QAnon quackery is central to the reinstatement delusion. Attorney Sydney Powell helped feed that fantasy at a recent QAnon conference where she matter-of-factly claimed Trump can just simply be reinstated. Meanwhile, Mike Lindell, the wealthy purveyor of MyPillow, thinks he may have given the August date specifically to Trump. Lindell has publicly proclaimed his August prediction on Steve Bannon’s podcast, repeatedly on television, at conferences and with anyone who will listen.

And why Aug. 13? Well, it’s challenging to nail down a constantly moving conspiracy target, but one theory is that many people believed that the “audit” of election results in Maricopa County, Arizona, would be done on or about Aug. 13. That’s as good a guess as any; as of yet, we’ve not heard anything on that from Cyber Ninjas, the scammers searching for watermarks, bamboo fibers and secretly folded ballots in Arizona.

Trump continues to fuel the reinstatement conspiracy, and he’s fattening his campaign coffers in the process. That kind of money has to be spent on something, and it appears Trump intends to use some of it to pay for rallies across the country, where, of course, he can pump the promise of a return to pump cash from his fans.

His next rally is coming up on Aug. 21, in a field somewhere in Cullman, Alabama. I expect the rally to be filled with sly and perhaps cryptic references to Trump’s “imminent” return for the cheering adherents who share the fantasy. It’s that kind of following — and what they’re planning and posting online — that has DHS and law enforcement concerned.

Trump continues to fuel the reinstatement conspiracy, and he’s fattening his campaign coffers in the process.

For example, U.S. Capitol Police are closely monitoring plans for a “Justice for January 6” rally on the Capitol grounds set for Sept. 18. That rally is led by a political group called “Look Ahead America,” which is run by the former director of data and strategy for the Trump campaign and peddles the idea that the hundreds of people arrested for the Jan. 6 riot are “political prisoners.” ("A Telegram channel dedicated to freeing 'illegally imprisoned patriots' has amassed over 12,000 subscribers since it was created on July 22,” Vice News reports.)

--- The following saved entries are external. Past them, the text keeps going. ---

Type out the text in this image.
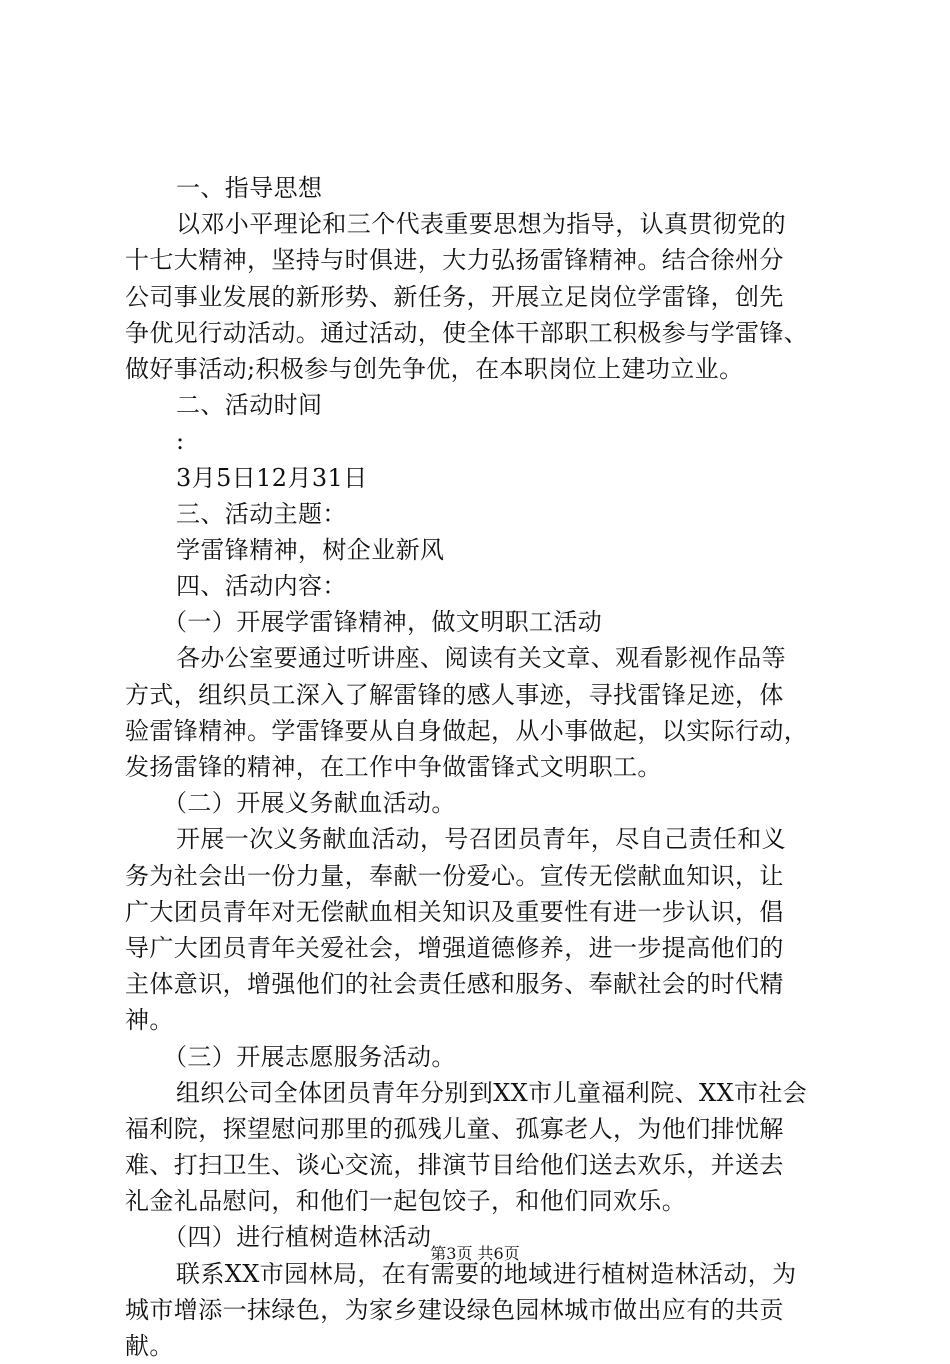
一、指导思想
以邓小平理论和三个代表重要思想为指导，认真贯彻党的
十七大精神，坚持与时俱进，大力弘扬雷锋精神。结合徐州分
公司事业发展的新形势、新任务，开展立足岗位学雷锋，创先
争优见行动活动。通过活动，使全体干部职工积极参与学雷锋、
做好事活动;积极参与创先争优，在本职岗位上建功立业。
二、活动时间
:
3月5日12月31日
三、活动主题：
学雷锋精神，树企业新风
四、活动内容：
（一）开展学雷锋精神，做文明职工活动
各办公室要通过听讲座、阅读有关文章、观看影视作品等
方式，组织员工深入了解雷锋的感人事迹，寻找雷锋足迹，体
验雷锋精神。学雷锋要从自身做起，从小事做起，以实际行动，
发扬雷锋的精神，在工作中争做雷锋式文明职工。
（二）开展义务献血活动。
开展一次义务献血活动，号召团员青年，尽自己责任和义
务为社会出一份力量，奉献一份爱心。宣传无偿献血知识，让
广大团员青年对无偿献血相关知识及重要性有进一步认识，倡
导广大团员青年关爱社会，增强道德修养，进一步提高他们的
主体意识，增强他们的社会责任感和服务、奉献社会的时代精
神。
（三）开展志愿服务活动。
组织公司全体团员青年分别到XX市儿童福利院、XX市社会
福利院，探望慰问那里的孤残儿童、孤寡老人，为他们排忧解
难、打扫卫生、谈心交流，排演节目给他们送去欢乐，并送去
礼金礼品慰问，和他们一起包饺子，和他们同欢乐。
（四）进行植树造林活动
联系XX市园林局，在有需要的地域进行植树造林活动，为
城市增添一抹绿色，为家乡建设绿色园林城市做出应有的共贡
献。
第3页 共6页
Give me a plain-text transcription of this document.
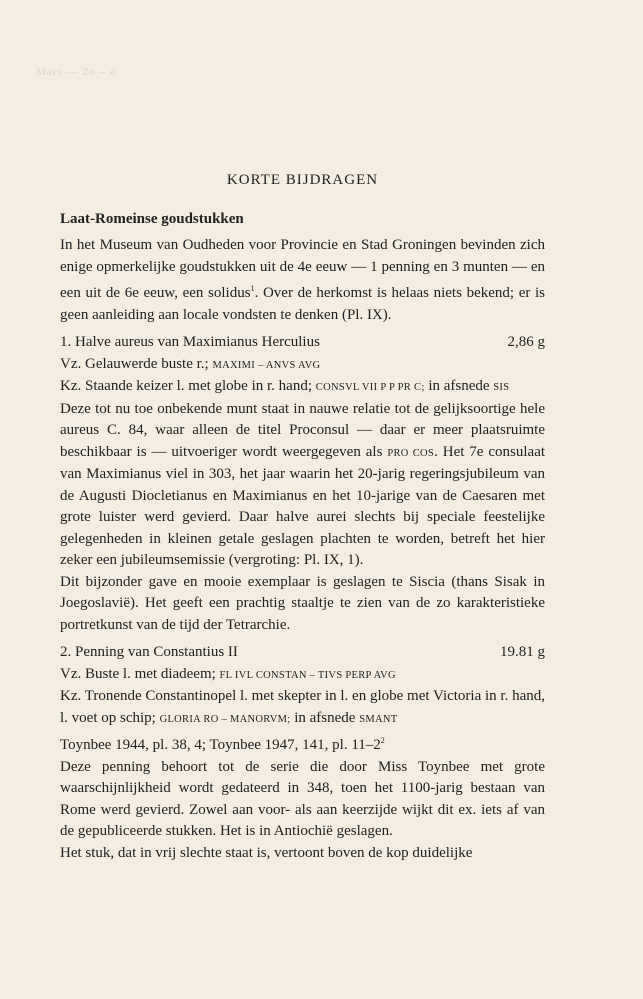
Mars — Zo – e
· · · · · · ·
KORTE BIJDRAGEN
Laat-Romeinse goudstukken

In het Museum van Oudheden voor Provincie en Stad Groningen bevinden zich enige opmerkelijke goudstukken uit de 4e eeuw — 1 penning en 3 munten — en een uit de 6e eeuw, een solidus$^1$. Over de herkomst is helaas niets bekend; er is geen aanleiding aan locale vondsten te denken (Pl. IX).

1. Halve aureus van Maximianus Herculius	2,86 g

Vz. Gelauwerde buste r.; MAXIMI – ANVS AVG

Kz. Staande keizer l. met globe in r. hand; CONSVL VII P P PR C; in afsnede SIS

Deze tot nu toe onbekende munt staat in nauwe relatie tot de gelijksoortige hele aureus C. 84, waar alleen de titel Proconsul — daar er meer plaatsruimte beschikbaar is — uitvoeriger wordt weergegeven als PRO COS. Het 7e consulaat van Maximianus viel in 303, het jaar waarin het 20-jarig regeringsjubileum van de Augusti Diocletianus en Maximianus en het 10-jarige van de Caesaren met grote luister werd gevierd. Daar halve aurei slechts bij speciale feestelijke gelegenheden in kleinen getale geslagen plachten te worden, betreft het hier zeker een jubileumsemissie (vergroting: Pl. IX, 1).

Dit bijzonder gave en mooie exemplaar is geslagen te Siscia (thans Sisak in Joegoslavië). Het geeft een prachtig staaltje te zien van de zo karakteristieke portretkunst van de tijd der Tetrarchie.

2. Penning van Constantius II	19.81 g

Vz. Buste l. met diadeem; FL IVL CONSTAN – TIVS PERP AVG

Kz. Tronende Constantinopel l. met skepter in l. en globe met Victoria in r. hand, l. voet op schip; GLORIA RO – MANORVM; in afsnede SMANT

Toynbee 1944, pl. 38, 4; Toynbee 1947, 141, pl. $11-2^2$

Deze penning behoort tot de serie die door Miss Toynbee met grote waarschijnlijkheid wordt gedateerd in 348, toen het 1100-jarig bestaan van Rome werd gevierd. Zowel aan voor- als aan keerzijde wijkt dit ex. iets af van de gepubliceerde stukken. Het is in Antiochië geslagen.

Het stuk, dat in vrij slechte staat is, vertoont boven de kop duidelijke
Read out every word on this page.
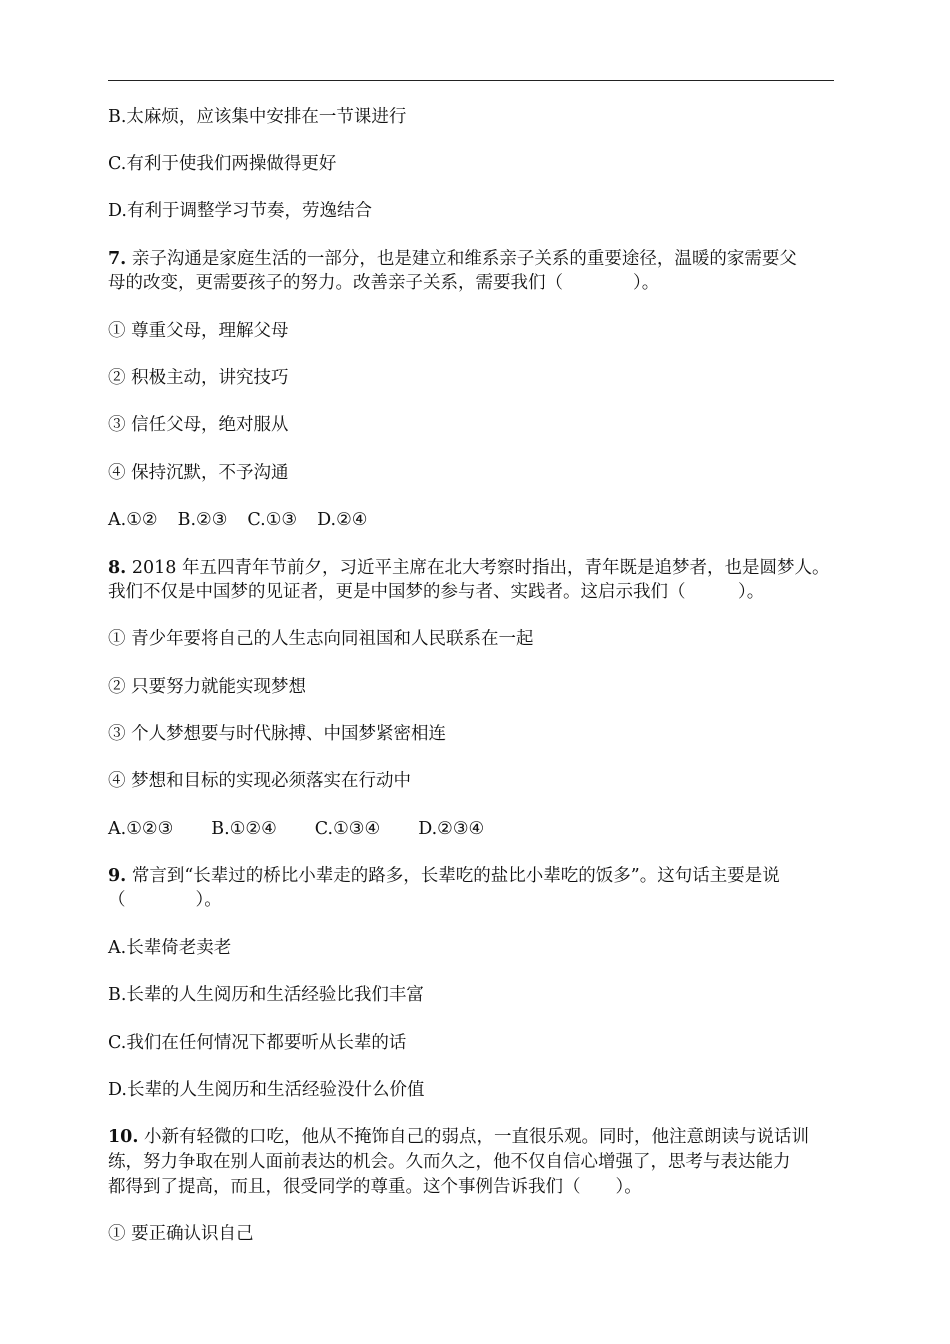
B.太麻烦，应该集中安排在一节课进行
C.有利于使我们两操做得更好
D.有利于调整学习节奏，劳逸结合
7. 亲子沟通是家庭生活的一部分，也是建立和维系亲子关系的重要途径，温暖的家需要父
母的改变，更需要孩子的努力。改善亲子关系，需要我们（　　　　）。
① 尊重父母，理解父母
② 积极主动，讲究技巧
③ 信任父母，绝对服从
④ 保持沉默，不予沟通
A.①② B.②③ C.①③ D.②④
8. 2018 年五四青年节前夕，习近平主席在北大考察时指出，青年既是追梦者，也是圆梦人。
我们不仅是中国梦的见证者，更是中国梦的参与者、实践者。这启示我们（　　　）。
① 青少年要将自己的人生志向同祖国和人民联系在一起
② 只要努力就能实现梦想
③ 个人梦想要与时代脉搏、中国梦紧密相连
④ 梦想和目标的实现必须落实在行动中
A.①②③ B.①②④ C.①③④ D.②③④
9. 常言到“长辈过的桥比小辈走的路多，长辈吃的盐比小辈吃的饭多”。这句话主要是说
（　　　　）。
A.长辈倚老卖老
B.长辈的人生阅历和生活经验比我们丰富
C.我们在任何情况下都要听从长辈的话
D.长辈的人生阅历和生活经验没什么价值
10. 小新有轻微的口吃，他从不掩饰自己的弱点，一直很乐观。同时，他注意朗读与说话训
练，努力争取在别人面前表达的机会。久而久之，他不仅自信心增强了，思考与表达能力
都得到了提高，而且，很受同学的尊重。这个事例告诉我们（　　）。
① 要正确认识自己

There’s nothing wrong with exercising free speech rights in support of your cause. But activity on known extremist social media sites, and lately more mainstream ones, is concerning, Chris Sampson, chief of research for the Terror Asymmetrics Project on Strategy, Tactics and Racial Ideologies, a defense research group, told me:

“The same people who pushed the Jan. 6 attack are the same people pushing current conspiracy theories that say, 'They stole the election from you,' 'Ashli Babbitt was murdered,' calls for violence against vaccine locations and calls insurrectionists 'political prisoners.' The participants of the Jan. 6 attack remain focused on exacting revenge and their leaders continue to bait their anger for financial and status gain. While some followers have become disillusioned with the game, many others have become more focused and I expect we will see small bursts of violence from the diehard believers following multiple narratives.”

Sampson also noted that one of the lead instigators and spouters of dangerous rhetoric is former Trump national security adviser Michael Flynn. On Aug. 1, Flynn posted this on his Telegram account: “Dear patriots, we will win and that is a FACT. This time we are stronger than ever and we learned to be more careful. One lost battle doesn’t mean we’ve lost the war.”

The final troubling variable is the elevation of Babbitt, killed by a police officer during the attack on the Capitol, into a martyr whose death must be avenged. The Proud Boys have issued a “challenge coin” inscribed with the word “vengeance,” and all but canonizing Babbitt. Trump himself is also pushing this narrative. In a statement this week, Trump called for retribution against the officer who shot Babbitt, raging: “The Radical Left haters cannot be allowed to get away with this. There must be justice!”

There “must be justice” indeed. That justice is playing out within our legal system with the arrests of those who committed violence and security breaches on Jan. 6. The kind of justice that violent extremists are chatting about online isn’t justice at all — it’s vigilante domestic terrorism. Law enforcement better be ready for it.